Is Cinnamon Toast Crunch Prawn the New Piss Water?

Is Cinnamon Toast Crunch Prawn the New Piss Water?
Photo: Gene J. Puskar, AP

Things are funny because they’re unexpected. This is the rough gist of the incongruity theory, a centuries-old broadly-shared concept that humour subverts assumptions; as philosopher James Beattie wrote, in 1779: “laughter arises from the view of two or more inconsistent, unsuitable, or incongruous parts or circumstances.”

I’m thinking about the Cinnamon Toast Crunch guy, who tweeted a photo of cereal mixed with what appears to be prawn tails in his cereal on Monday.

“Ummmm @CTCSquares – why are there shrimp tails in my cereal?,” he wrote, adding, “(This is not a bit)”.

This is not a bit, we are assured.

The Cinnamon Toast Crunch guy claims he has taken the cereal “to a lab” for DNA testing. (Cinnamon Toast Crunch first tweeted an apology and then tweeted that the tails were likely hardened clumps of toasted sugar.) Hours after the initial tweet, he tweeted a photo supposedly proving that his wife found dental floss in another bag in the family pack. We have yet to hear the punchline, but my initial guess is, something something, he ends up with a giant bowl of Cinnamon Toast Crunch. Or you buy Cinnamon Toast Crunch. Or he adds more followers. He appeared on TMZ yesterday.

Seems like a lot of work to get on TMZ Live, you think, or wow, Cinnamon Toast Crunch took a wild risk with this sponcon.

Point: Brands are willing to lob revolting muck onto our feeds in order to wedge their names into our minds multiple times a day. In response to the growing consensus that Vita Coco tastes like urine, the brand tweeted an image of a quarter-litre of Vita Coco filled with piss and confirmed the substance’s authenticity to Gizmodo. More recently, on International Women’s Day, Burger King UK launched a campaign to draw attention to its scholarship giveaway for two woman chefs. They tweeted, as a standalone: “Women belong in the kitchen.” Everyone was mad; Burger King also appeared in numerous articles. The phrase “Cinnamon Toast Crunch” appears 11 times in this blog post.

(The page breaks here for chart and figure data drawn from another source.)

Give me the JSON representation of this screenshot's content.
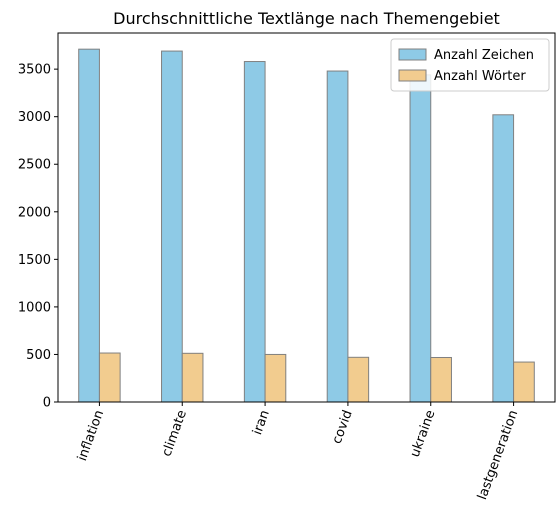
{
  "chart_data": {
    "type": "bar",
    "title": "Durchschnittliche Textlänge nach Themengebiet",
    "xlabel": "",
    "ylabel": "",
    "categories": [
      "inflation",
      "climate",
      "iran",
      "covid",
      "ukraine",
      "lastgeneration"
    ],
    "series": [
      {
        "name": "Anzahl Zeichen",
        "values": [
          3710,
          3690,
          3580,
          3480,
          3440,
          3020
        ],
        "color": "#8ecae6"
      },
      {
        "name": "Anzahl Wörter",
        "values": [
          515,
          512,
          500,
          470,
          468,
          420
        ],
        "color": "#f2cc8f"
      }
    ],
    "ylim": [
      0,
      3880
    ],
    "yticks": [
      0,
      500,
      1000,
      1500,
      2000,
      2500,
      3000,
      3500
    ],
    "grid": false,
    "legend_position": "top-right",
    "bar_edge_color": "#808080",
    "xtick_rotation_deg": 70
  }
}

Counterpoint: People find horrifying trash in cereal all the time. As the New York Times has pointed out, General Mills once sued a blueberry provider for prawn-tainted fruit intended for use in scones.

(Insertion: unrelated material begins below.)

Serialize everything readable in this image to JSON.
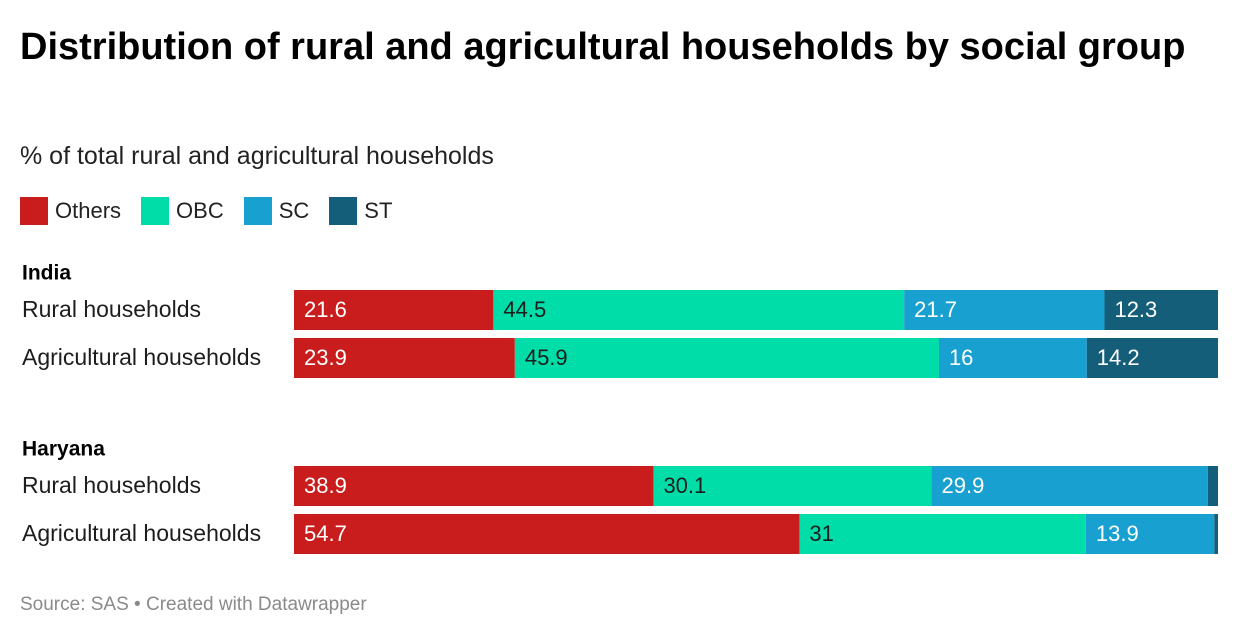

Point: Attention hounds are willing to assiduously plot and slowly release evidence over the course of days in order to make a mishap look spontaneous. J’accuse Orbeez guy, young French comedian Cyril Schreiner, who posted a 13-part melodrama involving polymer gel beads, a supposed ensuing municipal sewage system overflow, a brush with local authorities, and a notice from the town hall. The mayor refuted the evidence to French media.

Some will go to the lengths of altering the source text on their tweets to an LG Smart Refrigerator, which the company happens to notice and tweet about later. If you show me your girlfriend throwing Pirate’s Booty at you on TikTok, I will believe that she prefers Cheetos.

Counterpoint: The Cinnamon Toast Crunch guy is Jensen Karp, who’s been referred to as “comedian” alongside “Twitter user” and “man,” all of which gives the less-than-credible impression of “area Twitter comedian.” But credits also include respected memoirist, moderately established suburban comedy rapper, short-lived WWE scriptwriter, gallery co-owner, and Rolling Stone contributor. His lengthy Wikipedia page, which now includes a brief section on prawn Toast Crunch, has been around for over a decade. When Karp says his wife found dental floss in the other bag, he’s referring to actor Danielle Fishel, aka Topanga from Boy Meets World.

Does this impact the likelihood that prawn happened to land in Jensen Karp’s box of Cinnamon Toast Crunch? Not at all, but it suggests that this person probably doesn’t need to go to these lengths for career advancement.

Point: “I don’t care that this is fake”-ism.

Counterpoint: I am so dead inside that I have no wonder left for monoliths. The sun has set on nudes of Donald Trump, on Apple cars, and farts. If Karp wants to prove the (not unlikely!) possibility that the prawn is in the cereal, he must leave his partner behind to defend the family’s honour on Twitter and go to a crustacean researcher at the Natural History Museum of Los Angeles in order to prove that this event happened. In so doing, Karp causes us to wonder if the bit/promotion is working flawlessly, or if this man has been squeezed between the dueling forces of an indignant corporation and a rapt audience to the point that he’s lost control over his own life. Must Karp prove the cereal king wrong in order to protect those among us who have shellfish allergies? Or is he performing a dance for the followers who demand one more plot point in the prawn saga?

Quarantine Brain Syndrome seems to be a likely culprit here. We await the lab results.